The region’s unemployment rate fell to 4.1% for the period between July and September 2021, according to the Office for National Statistics.

This marked a 0.2% reduction compared to the previous reported period between June and August, while it was also 0.2% below the UK average.

It is the lowest unemployment rate for the East Midlands since the three months to May 2020, when it was 4% - having peaked at 5.9% earlier this year.

East Midlands Chamber chief executive Scott Knowles said: “It’s promising to see the jobs market growing again after the struggles of the past year and suggests the economy is moving in the right direction.

“The latest figures reflect how industries that are heavily represented in our region’s economy – including hospitality, retail, and leisure and tourism – are recovering well after the lifting of Covid-19 restrictions.

“At the same time, we’ve also seen initiatives like the Kickstart Scheme – in which the Chamber has played a key role as a gateway organisation to facilitate almost 1,500 job placements – contribute to helping young people, who had been disproportionately affected by Covid, find work.

“We expect the region’s jobs market to continue improving, with the latest data from the Chamber’s Quarterly Economic Survey (QES) for Q3 2021 showing a net 25%* of East Midlands businesses saying they have increased headcount over the previous three months and a net 38% expecting a rise in employment over the coming three months.”

Skills gaps and inflation cause concerns for economic recovery

National figures show that job vacancies hit another record high in October at 1.17 million – almost 400,000 higher than pre-Covid – as employers continued to struggle with skills shortages.

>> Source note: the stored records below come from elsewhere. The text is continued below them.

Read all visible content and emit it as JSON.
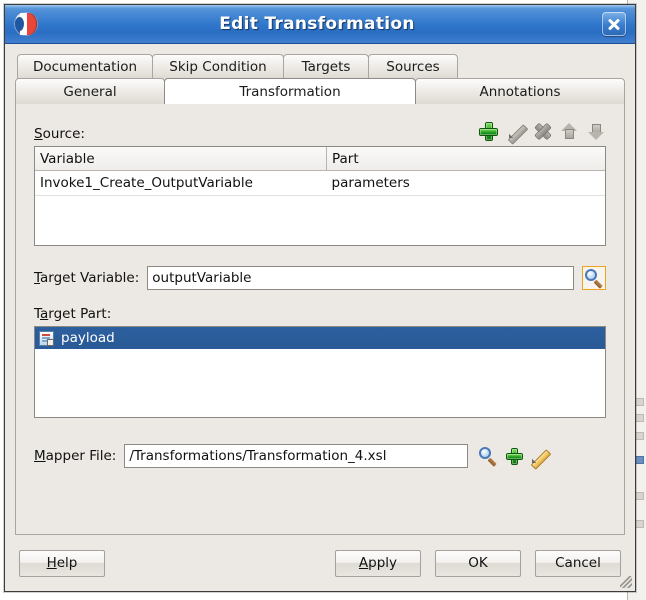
{
  "window": {
    "title": "Edit Transformation",
    "app_icon": "jdeveloper-logo-icon",
    "close_icon": "close-icon"
  },
  "tabs": {
    "row1": [
      {
        "label": "Documentation",
        "active": false
      },
      {
        "label": "Skip Condition",
        "active": false
      },
      {
        "label": "Targets",
        "active": false
      },
      {
        "label": "Sources",
        "active": false
      }
    ],
    "row2": [
      {
        "label": "General",
        "active": false
      },
      {
        "label": "Transformation",
        "active": true
      },
      {
        "label": "Annotations",
        "active": false
      }
    ]
  },
  "panel": {
    "source": {
      "label": "Source:",
      "label_mnemonic": "S",
      "toolbar": [
        {
          "name": "add-source-button",
          "icon": "plus-icon",
          "enabled": true
        },
        {
          "name": "edit-source-button",
          "icon": "pencil-icon",
          "enabled": false
        },
        {
          "name": "delete-source-button",
          "icon": "delete-x-icon",
          "enabled": false
        },
        {
          "name": "move-up-button",
          "icon": "arrow-up-icon",
          "enabled": false
        },
        {
          "name": "move-down-button",
          "icon": "arrow-down-icon",
          "enabled": false
        }
      ],
      "columns": [
        "Variable",
        "Part"
      ],
      "rows": [
        {
          "variable": "Invoke1_Create_OutputVariable",
          "part": "parameters"
        }
      ]
    },
    "target_variable": {
      "label": "Target Variable:",
      "label_mnemonic": "T",
      "value": "outputVariable",
      "browse_icon": "magnifier-icon",
      "browse_focused": true
    },
    "target_part": {
      "label": "Target Part:",
      "label_mnemonic": "a",
      "items": [
        {
          "label": "payload",
          "icon": "document-part-icon",
          "selected": true
        }
      ]
    },
    "mapper_file": {
      "label": "Mapper File:",
      "label_mnemonic": "M",
      "value": "/Transformations/Transformation_4.xsl",
      "actions": [
        {
          "name": "browse-mapper-button",
          "icon": "magnifier-icon"
        },
        {
          "name": "create-mapper-button",
          "icon": "plus-icon"
        },
        {
          "name": "edit-mapper-button",
          "icon": "pencil-icon"
        }
      ]
    }
  },
  "buttons": {
    "help": "Help",
    "help_mnemonic": "H",
    "apply": "Apply",
    "apply_mnemonic": "A",
    "ok": "OK",
    "cancel": "Cancel"
  },
  "colors": {
    "titlebar_blue": "#2f77cc",
    "selection_blue": "#2c5f9e",
    "dialog_bg": "#ece9e4",
    "focus_orange": "#e8a32a",
    "plus_green": "#1f9e1f"
  }
}
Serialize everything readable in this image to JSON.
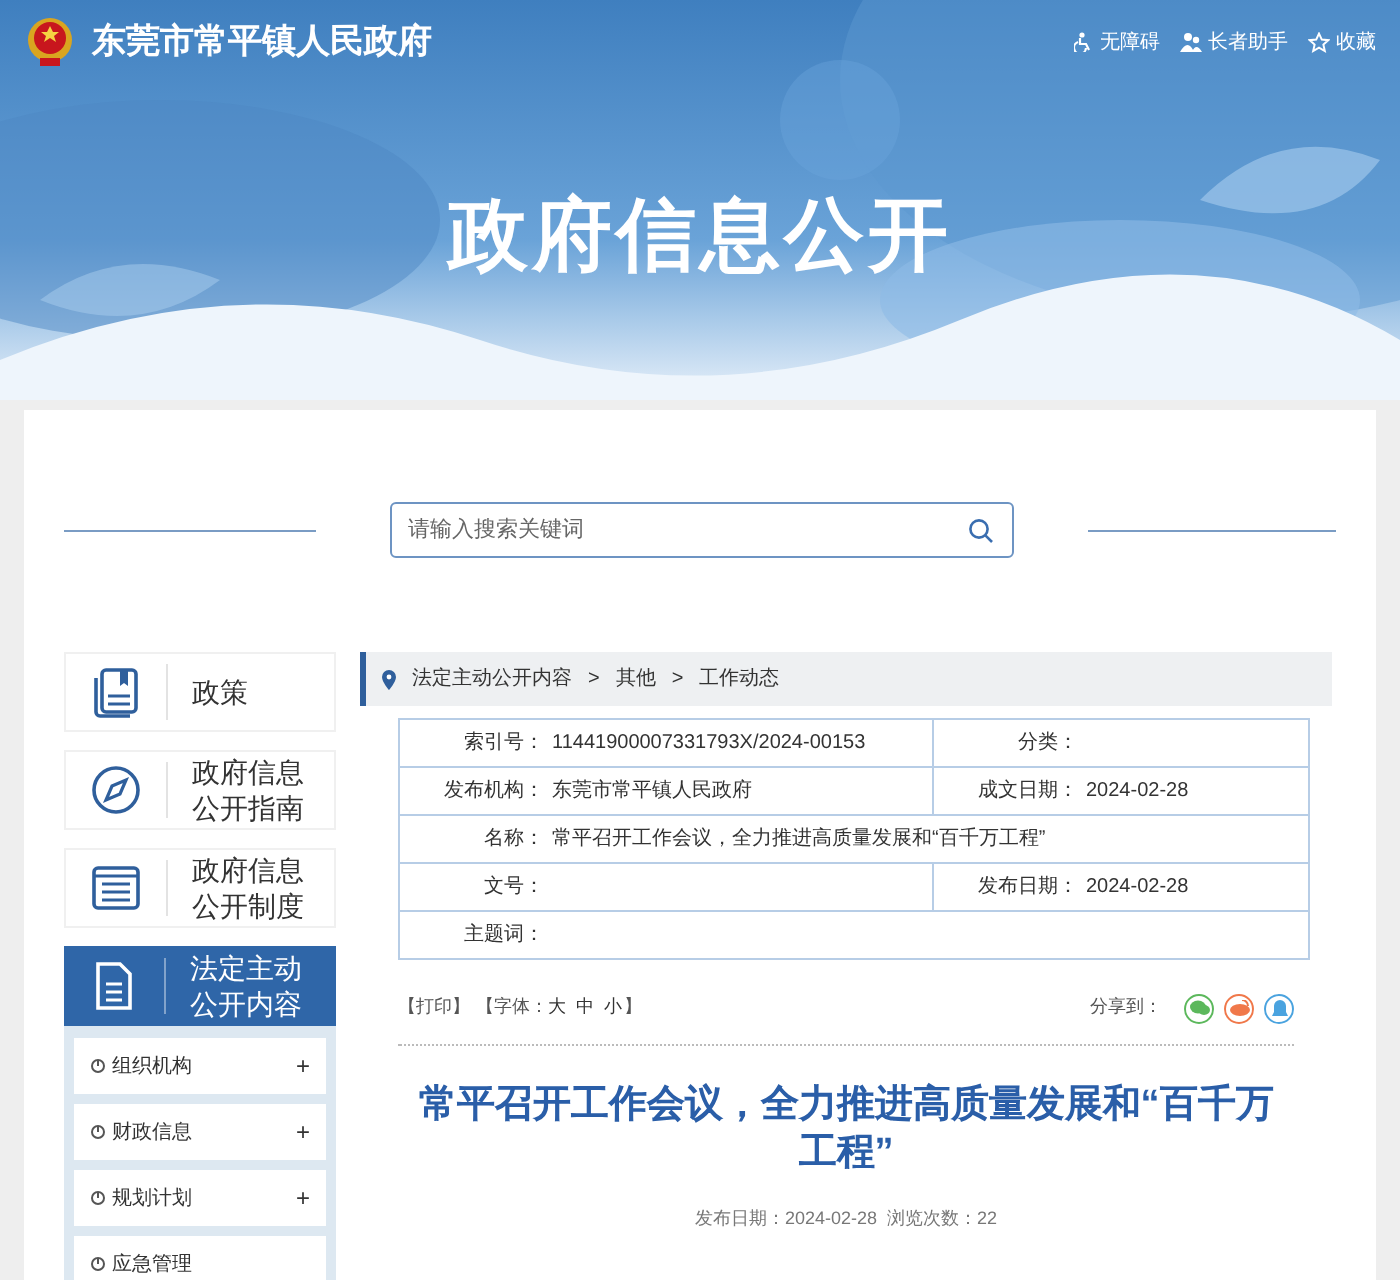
{
  "header": {
    "site_name": "东莞市常平镇人民政府",
    "links": [
      {
        "kind": "accessibility",
        "label": "无障碍"
      },
      {
        "kind": "elder",
        "label": "长者助手"
      },
      {
        "kind": "favorite",
        "label": "收藏"
      }
    ]
  },
  "banner": {
    "title": "政府信息公开"
  },
  "search": {
    "placeholder": "请输入搜索关键词"
  },
  "sidebar": {
    "items": [
      {
        "kind": "book",
        "label": "政策",
        "selected": false
      },
      {
        "kind": "compass",
        "label": "政府信息公开指南",
        "selected": false
      },
      {
        "kind": "list",
        "label": "政府信息公开制度",
        "selected": false
      },
      {
        "kind": "doc",
        "label": "法定主动公开内容",
        "selected": true
      }
    ],
    "sub_items": [
      {
        "label": "组织机构",
        "toggle": "+"
      },
      {
        "label": "财政信息",
        "toggle": "+"
      },
      {
        "label": "规划计划",
        "toggle": "+"
      },
      {
        "label": "应急管理"
      }
    ]
  },
  "breadcrumb": [
    "法定主动公开内容",
    ">",
    "其他",
    ">",
    "工作动态"
  ],
  "info_table": {
    "rows": [
      [
        {
          "label": "索引号：",
          "value": "11441900007331793X/2024-00153"
        },
        {
          "label": "分类："
        }
      ],
      [
        {
          "label": "发布机构：",
          "value": "东莞市常平镇人民政府"
        },
        {
          "label": "成文日期：",
          "value": "2024-02-28"
        }
      ],
      [
        {
          "label": "名称：",
          "value": "常平召开工作会议，全力推进高质量发展和“百千万工程”",
          "colspan": 2
        }
      ],
      [
        {
          "label": "文号："
        },
        {
          "label": "发布日期：",
          "value": "2024-02-28"
        }
      ],
      [
        {
          "label": "主题词：",
          "colspan": 2
        }
      ]
    ]
  },
  "tools": {
    "print": "【打印】",
    "font_open": "【字体：",
    "sizes": [
      "大",
      "中",
      "小"
    ],
    "font_close": "】",
    "share_label": "分享到：",
    "share": [
      {
        "kind": "wechat",
        "color": "#5cb85c"
      },
      {
        "kind": "weibo",
        "color": "#f0784a"
      },
      {
        "kind": "qq",
        "color": "#4aa3df"
      }
    ]
  },
  "article": {
    "title": "常平召开工作会议，全力推进高质量发展和“百千万工程”",
    "meta": "发布日期：2024-02-28  浏览次数：22"
  }
}
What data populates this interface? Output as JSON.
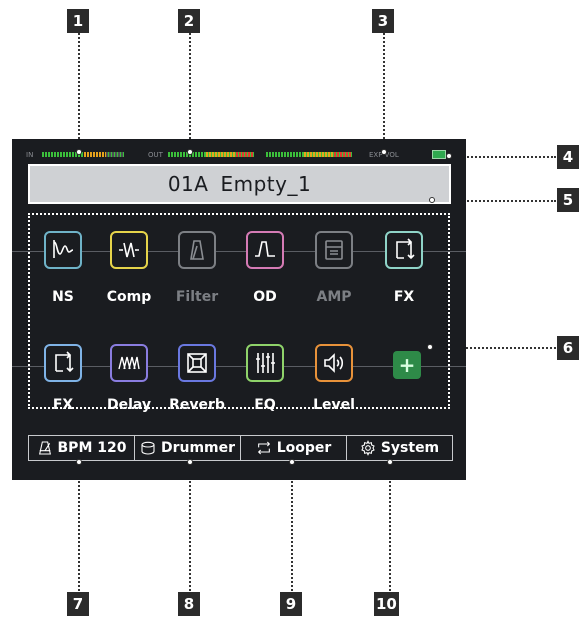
{
  "callouts": [
    "1",
    "2",
    "3",
    "4",
    "5",
    "6",
    "7",
    "8",
    "9",
    "10"
  ],
  "meters": {
    "in_label": "IN",
    "out_label": "OUT",
    "exp_vol_label": "EXP VOL"
  },
  "preset": {
    "number": "01A",
    "name": "Empty_1"
  },
  "chain_row_1": [
    {
      "label": "NS",
      "icon": "noise-gate-icon",
      "color": "#6fb3c8",
      "enabled": true
    },
    {
      "label": "Comp",
      "icon": "compressor-icon",
      "color": "#e6d44a",
      "enabled": true
    },
    {
      "label": "Filter",
      "icon": "filter-icon",
      "color": "#7c7f84",
      "enabled": false
    },
    {
      "label": "OD",
      "icon": "overdrive-icon",
      "color": "#d57bb5",
      "enabled": true
    },
    {
      "label": "AMP",
      "icon": "amp-icon",
      "color": "#7c7f84",
      "enabled": false
    },
    {
      "label": "FX",
      "icon": "fx-loop-icon",
      "color": "#8fd4c8",
      "enabled": true
    }
  ],
  "chain_row_2": [
    {
      "label": "FX",
      "icon": "fx-loop-icon",
      "color": "#7fb3e6",
      "enabled": true
    },
    {
      "label": "Delay",
      "icon": "delay-icon",
      "color": "#8a7de0",
      "enabled": true
    },
    {
      "label": "Reverb",
      "icon": "reverb-icon",
      "color": "#6a78e0",
      "enabled": true
    },
    {
      "label": "EQ",
      "icon": "eq-icon",
      "color": "#8fd36a",
      "enabled": true
    },
    {
      "label": "Level",
      "icon": "level-icon",
      "color": "#e8923a",
      "enabled": true
    }
  ],
  "add_block_label": "+",
  "bottom_tabs": [
    {
      "label": "BPM 120",
      "icon": "metronome-icon"
    },
    {
      "label": "Drummer",
      "icon": "drum-icon"
    },
    {
      "label": "Looper",
      "icon": "loop-icon"
    },
    {
      "label": "System",
      "icon": "gear-icon"
    }
  ]
}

This is despite the end of the furlough scheme, which was still supporting an estimated 1.1 million people just before it ended on 30 September.

Scott added: “The record number of vacancies highlights the acute hiring crisis faced by many businesses right now. While two-thirds (67%) of companies attempted recruitment in the previous quarter, according to our QES, 71% of this cohort said they faced problems with hiring the right people.

“While some predicted the end of furlough would release more of the workforce back into the labour market to plug these issues, the continued rise in job openings suggests the problems go much deeper.

“We have skills gaps across the board that urgently need to be addressed – something that was highlighted most pertinently by the HGV driver shortage during the recent fuel supply crisis.

“Many of these are longstanding but as Brexit and Covid have driven a more deep-seated decline in labour supply, they have come to the fore more prominently.

“The concern here is that an inability to address the skills gap and bolster productivity will dampen the economic recovery.

“This could become particularly problematic if inflation, which surged by 4.2% in the year to October, continues to rise as it hits the bottom line of businesses – and therefore put a squeeze on the gains we’ve made in employment.”